Wednesday, February 20, 2008


No one would care to look twice – or even once – at the origin of statin drugs. Except, perhaps, if you needed one more reason not to use them or were an FDA-approved drug addict looking for an inexpensive alternative.

The origin of statin drugs is not a testament to the ingenuity and innovation of drug companies. Despite enjoying an unprecedented surge of momentum in popularity, statins are nothing more than an isolated poison derived from the fungus known as red yeast rice (Monascus purpurus).

In a natural response to the threat of a predator, red yeast produces the drug known as lovastatin (as well as other chemicals). Utilizing fundamental laboratory research, the discovery and isolation of lovastatin from red yeast rice was paid for by the U.S. government in the 1970s. This secured a monopoly of knowledge, allowing for the censorship of the truth behind the wildly popular cholesterol-lowering drugs.

Commercially, lovastatin is known as Mevacor. It was the first statin drug, released in 1987 by the U.S. government-influenced company named Merck. Using a technique known as combinatorial chemistry, other drug companies have since unleashed their own versions. These versions include Zocor, Lipitor, Pravachol and Crestor.

As a toxic agent, the consumption of lovastatin via red yeast rice by its predators leads to sickness and in some cases, death. This is true for humans as well. Lovastatin’s (and all other statin drugs) toxicity is attributed to its ability to block cholesterol and CoQ10 production.

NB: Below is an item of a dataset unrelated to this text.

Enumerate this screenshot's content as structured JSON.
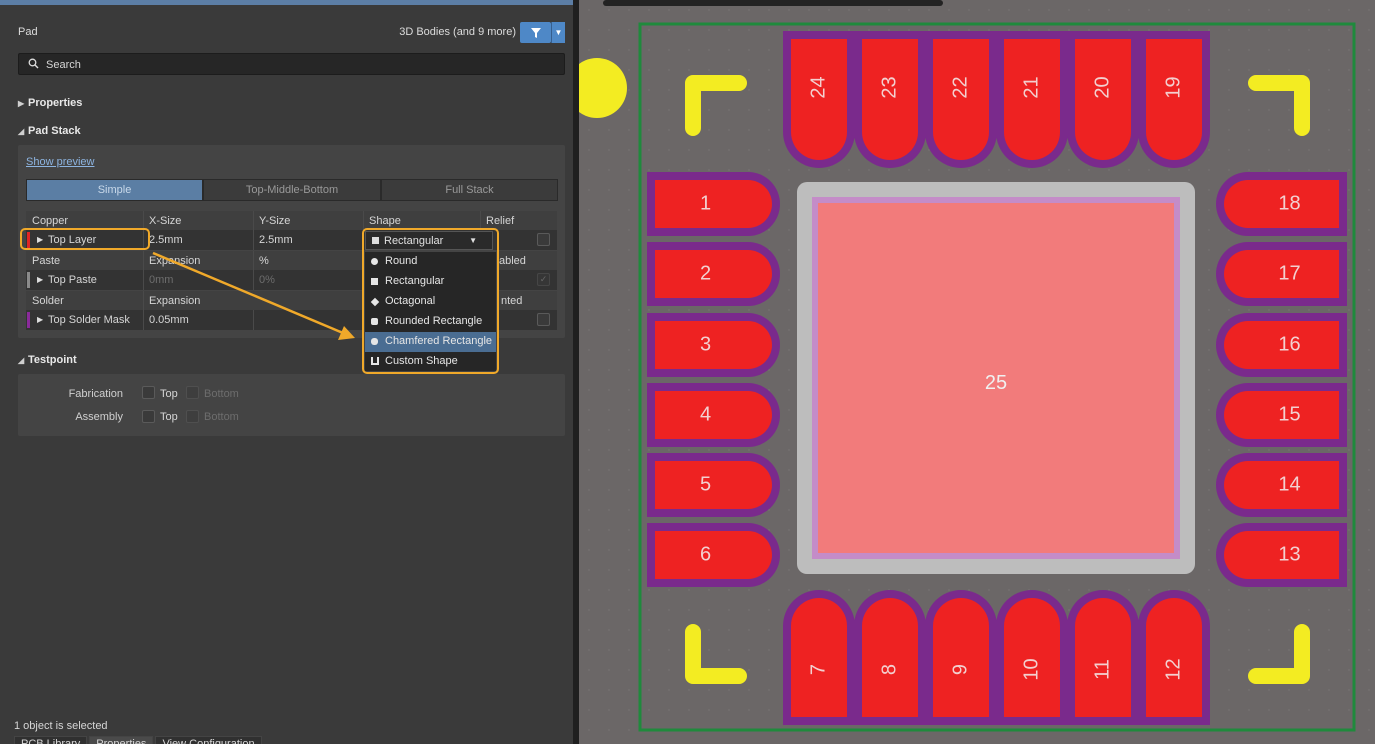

Low levels of cholesterol and CoQ10 limit lifespan in humans. In 2005, the Journal of the American Geriatrics Society showed that elderly people with low levels of total cholesterol were approximately twice as likely to die as those with high cholesterol.[3] CoQ10 is a coenzyme necessary for the production of ATP (adenosine triphosphate). ATP is the source for cellular energy within the human heart. As CoQ10is diminished, the heart weakens. Over time, this can result in congestive heart failure (CHF).

Humans appear to be so advanced, and yet they are the only species unable to recognize this simple defense mechanism of red yeast rice. Millions are blindly consuming statins as an elixir for longevity. Consumption of this poison fungus has grown worldwide.

The statin craze serves as a terrific example of how a little bit of knowledge can be dangerous. Nowhere in the history of man has an acknowledged poison been touted as a daily vitamin for every man, woman and child. The scientific community should be proud. Statins are the best selling drug of all time.